Chechen War's Finale: 'Terrorist' Stumps For Votes

Monday's election in Chechnya caps Russia's defeat after the 21-month-long war in this oil-rich region

The elegant young man with the neatly trimmed beard, his smart gray woolen overcoat keeping the snow off as he jokes with a crowd of admirers, hardly looks like Russia's most wanted terrorist.

Standing on the steps of the red-brick mosque in this village south of Grozny, delivering his standard stump speech as he campaigns for president, the candidate reels off promises of better days to come for war-ravaged Chechnya like a practiced pol.

But Shamil Basayev, the guerrilla leader whom Chechens most revered and Russians most despised during Chechnya's 21-month war for independence from Moscow, has changed his spots. (Close-up on Chechnya, Page 7.)

In August 1995, Mr. Basayev shot to international prominence by leading a daring and brutal raid on the Russian town of Budyonnovsk, killing over 100 people and seizing 1,200 hostages in a hospital before negotiating his way home.

Today, Basayev's distaste for Moscow runs as deep as ever.

But he has cast off his bandit bravado, boned up on enough instant economics to impress the voters, and is mounting a strong challenge to more experienced leaders in Chechnya's presidential elections, to be held on Monday.

Running on valor

Basayev earned a reputation as a decisive and courageous field commander - it was he who recaptured Grozny from Russian forces last August and finally convinced the Kremlin that it could not win the war - and he is unrivaled as a national hero.

His uncompromising image also appeals to voters fed up with a wave of lawlessness that has plagued Chechnya since the war ended in August. A plethora of guns, a lack of jobs, and the absence of any real government have conspired to raise the crime rate alarmingly.

"Basayev is rough and tough," says one supporter, Manja Lomaleyava. "He'll impose strong law, and that's what we need to put us on the right path."

The instruments of such "strong law" are evident wherever Basayev goes: Guerrillas loyal to him were posted at key points around villages where he spoke on Wednesday, and he was shadowed by bodyguards traveling in a Humvee, the most modern US Army jeep.

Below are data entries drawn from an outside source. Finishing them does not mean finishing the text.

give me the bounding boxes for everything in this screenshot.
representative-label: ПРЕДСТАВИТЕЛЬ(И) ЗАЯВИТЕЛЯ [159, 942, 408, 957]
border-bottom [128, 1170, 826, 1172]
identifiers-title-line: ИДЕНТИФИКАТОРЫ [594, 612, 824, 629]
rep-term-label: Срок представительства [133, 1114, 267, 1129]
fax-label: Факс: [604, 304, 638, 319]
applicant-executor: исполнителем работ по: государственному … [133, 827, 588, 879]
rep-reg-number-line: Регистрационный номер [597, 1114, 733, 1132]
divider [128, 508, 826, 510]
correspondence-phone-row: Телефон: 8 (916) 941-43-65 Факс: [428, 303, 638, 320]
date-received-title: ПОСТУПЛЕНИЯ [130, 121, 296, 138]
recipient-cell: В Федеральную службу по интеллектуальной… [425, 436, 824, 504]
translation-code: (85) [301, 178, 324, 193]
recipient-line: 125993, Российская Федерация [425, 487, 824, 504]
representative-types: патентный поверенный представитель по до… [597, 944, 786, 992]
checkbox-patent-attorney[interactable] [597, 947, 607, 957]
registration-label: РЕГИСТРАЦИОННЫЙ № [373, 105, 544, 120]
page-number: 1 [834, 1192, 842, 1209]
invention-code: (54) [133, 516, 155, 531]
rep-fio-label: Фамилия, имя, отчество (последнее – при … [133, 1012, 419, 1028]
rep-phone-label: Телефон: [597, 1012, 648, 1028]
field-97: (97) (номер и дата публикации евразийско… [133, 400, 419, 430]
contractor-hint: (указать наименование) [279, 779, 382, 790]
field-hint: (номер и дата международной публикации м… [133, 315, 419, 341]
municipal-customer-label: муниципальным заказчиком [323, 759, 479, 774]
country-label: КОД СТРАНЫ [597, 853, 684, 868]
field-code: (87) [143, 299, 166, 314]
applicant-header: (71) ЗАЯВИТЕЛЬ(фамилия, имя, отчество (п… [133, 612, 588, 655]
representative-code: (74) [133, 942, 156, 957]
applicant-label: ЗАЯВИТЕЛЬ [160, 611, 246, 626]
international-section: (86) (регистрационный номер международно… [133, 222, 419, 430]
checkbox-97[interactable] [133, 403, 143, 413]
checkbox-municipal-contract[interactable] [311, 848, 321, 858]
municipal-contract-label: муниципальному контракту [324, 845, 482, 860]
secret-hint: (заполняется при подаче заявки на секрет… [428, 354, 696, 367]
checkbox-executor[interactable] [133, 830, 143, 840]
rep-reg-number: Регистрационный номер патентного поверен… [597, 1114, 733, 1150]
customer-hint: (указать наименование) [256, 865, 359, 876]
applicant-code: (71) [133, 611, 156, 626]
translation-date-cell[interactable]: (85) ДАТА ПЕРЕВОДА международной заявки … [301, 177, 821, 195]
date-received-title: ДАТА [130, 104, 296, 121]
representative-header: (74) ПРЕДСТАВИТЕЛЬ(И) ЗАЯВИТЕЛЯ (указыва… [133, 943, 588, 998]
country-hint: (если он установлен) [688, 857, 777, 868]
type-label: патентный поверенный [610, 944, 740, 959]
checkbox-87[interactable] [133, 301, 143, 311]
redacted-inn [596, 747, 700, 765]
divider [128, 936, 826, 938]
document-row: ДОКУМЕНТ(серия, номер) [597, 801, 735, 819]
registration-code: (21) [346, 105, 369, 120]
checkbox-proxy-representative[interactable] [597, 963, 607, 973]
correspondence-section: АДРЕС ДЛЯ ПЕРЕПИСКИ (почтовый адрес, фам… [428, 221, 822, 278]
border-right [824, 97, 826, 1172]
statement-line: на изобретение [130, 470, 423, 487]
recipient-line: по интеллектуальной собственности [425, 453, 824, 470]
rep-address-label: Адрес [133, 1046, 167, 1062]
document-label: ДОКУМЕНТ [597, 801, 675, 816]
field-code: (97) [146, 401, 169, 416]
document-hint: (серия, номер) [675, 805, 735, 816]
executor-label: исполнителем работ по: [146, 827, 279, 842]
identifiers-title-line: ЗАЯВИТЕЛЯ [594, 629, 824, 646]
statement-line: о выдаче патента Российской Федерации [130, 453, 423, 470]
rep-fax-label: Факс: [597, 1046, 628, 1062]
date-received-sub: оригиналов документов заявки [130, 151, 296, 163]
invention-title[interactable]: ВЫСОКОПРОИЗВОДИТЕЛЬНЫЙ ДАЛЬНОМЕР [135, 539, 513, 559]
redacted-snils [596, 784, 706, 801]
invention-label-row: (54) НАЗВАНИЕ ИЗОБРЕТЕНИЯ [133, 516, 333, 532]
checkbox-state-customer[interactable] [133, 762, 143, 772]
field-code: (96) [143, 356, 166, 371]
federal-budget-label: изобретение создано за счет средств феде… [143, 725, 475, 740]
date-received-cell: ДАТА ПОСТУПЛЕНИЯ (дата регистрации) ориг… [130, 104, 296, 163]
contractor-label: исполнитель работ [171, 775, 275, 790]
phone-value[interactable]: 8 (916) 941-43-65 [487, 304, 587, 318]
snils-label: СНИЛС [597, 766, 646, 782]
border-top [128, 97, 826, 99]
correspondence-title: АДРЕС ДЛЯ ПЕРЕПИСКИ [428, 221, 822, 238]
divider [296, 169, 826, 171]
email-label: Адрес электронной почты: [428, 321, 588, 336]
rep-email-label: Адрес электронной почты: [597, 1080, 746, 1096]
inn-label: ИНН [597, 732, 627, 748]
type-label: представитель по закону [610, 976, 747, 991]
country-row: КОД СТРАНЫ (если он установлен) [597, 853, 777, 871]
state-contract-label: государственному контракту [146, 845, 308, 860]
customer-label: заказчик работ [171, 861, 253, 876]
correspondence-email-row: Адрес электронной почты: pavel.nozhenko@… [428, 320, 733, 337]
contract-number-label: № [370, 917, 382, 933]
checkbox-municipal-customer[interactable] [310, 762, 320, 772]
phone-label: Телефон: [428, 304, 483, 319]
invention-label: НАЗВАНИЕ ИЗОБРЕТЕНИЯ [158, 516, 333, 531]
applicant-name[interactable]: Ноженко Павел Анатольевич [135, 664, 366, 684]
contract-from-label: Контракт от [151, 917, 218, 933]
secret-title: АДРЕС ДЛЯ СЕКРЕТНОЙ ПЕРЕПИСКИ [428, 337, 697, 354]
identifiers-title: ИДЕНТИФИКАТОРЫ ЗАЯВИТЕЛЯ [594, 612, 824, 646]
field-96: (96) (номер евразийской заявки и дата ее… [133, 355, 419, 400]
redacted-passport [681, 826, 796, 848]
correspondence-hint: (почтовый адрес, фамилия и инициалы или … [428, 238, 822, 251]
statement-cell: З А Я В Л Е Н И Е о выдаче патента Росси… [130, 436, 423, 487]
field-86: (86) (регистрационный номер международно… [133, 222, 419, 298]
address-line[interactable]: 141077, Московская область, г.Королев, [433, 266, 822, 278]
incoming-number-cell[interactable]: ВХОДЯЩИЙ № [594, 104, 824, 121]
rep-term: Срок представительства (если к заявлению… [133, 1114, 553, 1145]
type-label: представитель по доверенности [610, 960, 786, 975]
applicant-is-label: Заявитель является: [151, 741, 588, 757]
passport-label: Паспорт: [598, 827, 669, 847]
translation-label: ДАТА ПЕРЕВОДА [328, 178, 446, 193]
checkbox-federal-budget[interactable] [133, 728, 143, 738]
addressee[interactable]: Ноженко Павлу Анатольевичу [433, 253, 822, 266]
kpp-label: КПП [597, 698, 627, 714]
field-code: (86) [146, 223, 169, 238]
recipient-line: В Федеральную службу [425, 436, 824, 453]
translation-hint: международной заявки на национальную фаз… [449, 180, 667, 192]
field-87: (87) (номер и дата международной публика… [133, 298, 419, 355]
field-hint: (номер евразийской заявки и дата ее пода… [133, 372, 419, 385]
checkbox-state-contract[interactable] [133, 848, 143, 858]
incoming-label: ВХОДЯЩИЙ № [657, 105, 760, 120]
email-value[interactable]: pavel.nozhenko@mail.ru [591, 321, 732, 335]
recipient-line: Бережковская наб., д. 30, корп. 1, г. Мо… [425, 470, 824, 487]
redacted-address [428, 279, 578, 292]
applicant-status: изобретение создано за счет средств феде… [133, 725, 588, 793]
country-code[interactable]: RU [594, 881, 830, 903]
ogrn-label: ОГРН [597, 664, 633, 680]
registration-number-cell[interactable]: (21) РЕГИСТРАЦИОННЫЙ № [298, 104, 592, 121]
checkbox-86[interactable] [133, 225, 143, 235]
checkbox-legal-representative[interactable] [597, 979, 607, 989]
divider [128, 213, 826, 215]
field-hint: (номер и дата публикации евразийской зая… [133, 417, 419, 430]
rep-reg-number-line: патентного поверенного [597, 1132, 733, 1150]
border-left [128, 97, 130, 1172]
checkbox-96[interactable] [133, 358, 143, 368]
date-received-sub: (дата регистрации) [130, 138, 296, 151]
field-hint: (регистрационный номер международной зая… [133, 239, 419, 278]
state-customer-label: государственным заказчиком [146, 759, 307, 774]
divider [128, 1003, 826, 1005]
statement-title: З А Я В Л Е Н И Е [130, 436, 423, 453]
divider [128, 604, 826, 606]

But Basayev is doing his best to look like more than just a good man in a fight. Gone are his trademark camouflage fatigues, headband, and bush hat. Instead, the candidate wears a collar and tie beneath his silk scarf, and a mink shapka on his head.

He speaks easily and confidently to his audiences in Chechnya, and happily takes questions from the crowd.

Everyone addresses him familiarly as Shamil, as if he were one of the family, and at campaign meetings in two villages on Wednesday, none of the questions were remotely hostile.

Sweet talk vs. straight talk

Basayev's answers, however, tended more toward electoral sweet talk than the straight-shooting for which he is famous. Pulling numbers from the air he pledged to give each Chechen $10,000 from the proceeds of his planned privatization program, and promised to extract the $700 billion that he claims Russia owes Chechnya.

He also dismissed the terms of August's peace treaty, under which Russian troops withdrew from Chechnya and both sides agreed to leave the question of the republic's status - independent or not - undecided until 2001.

"There is no need to talk about delayed status," he told the crowd here. "We are completely separate and independent."

Kremlin angst

The prospect of a man like this becoming the president of Chechnya fills the Kremlin's heart with horror, of course.

That, to a Chechen, is a large part of Basayev's attraction.

But even among his admirers, many wonder whether they would be best served over the difficult next few years of reconstruction by a leader mainly motivated by a desire to thumb his nose at the Russians.

Man of big promises

He could not resist that urge here again on Wednesday, as he closed his last campaign meeting of the day.

Scoffing at the enormous difficulties of the shattered republic in the absence of any assistance from Moscow, he boasted extravagantly that "by next autumn, it will be we who will be providing humanitarian assistance to the Russians."

His listeners laughed hard. And wished just as hard that Shamil's predictions as a politician were as realistic as his military foresight.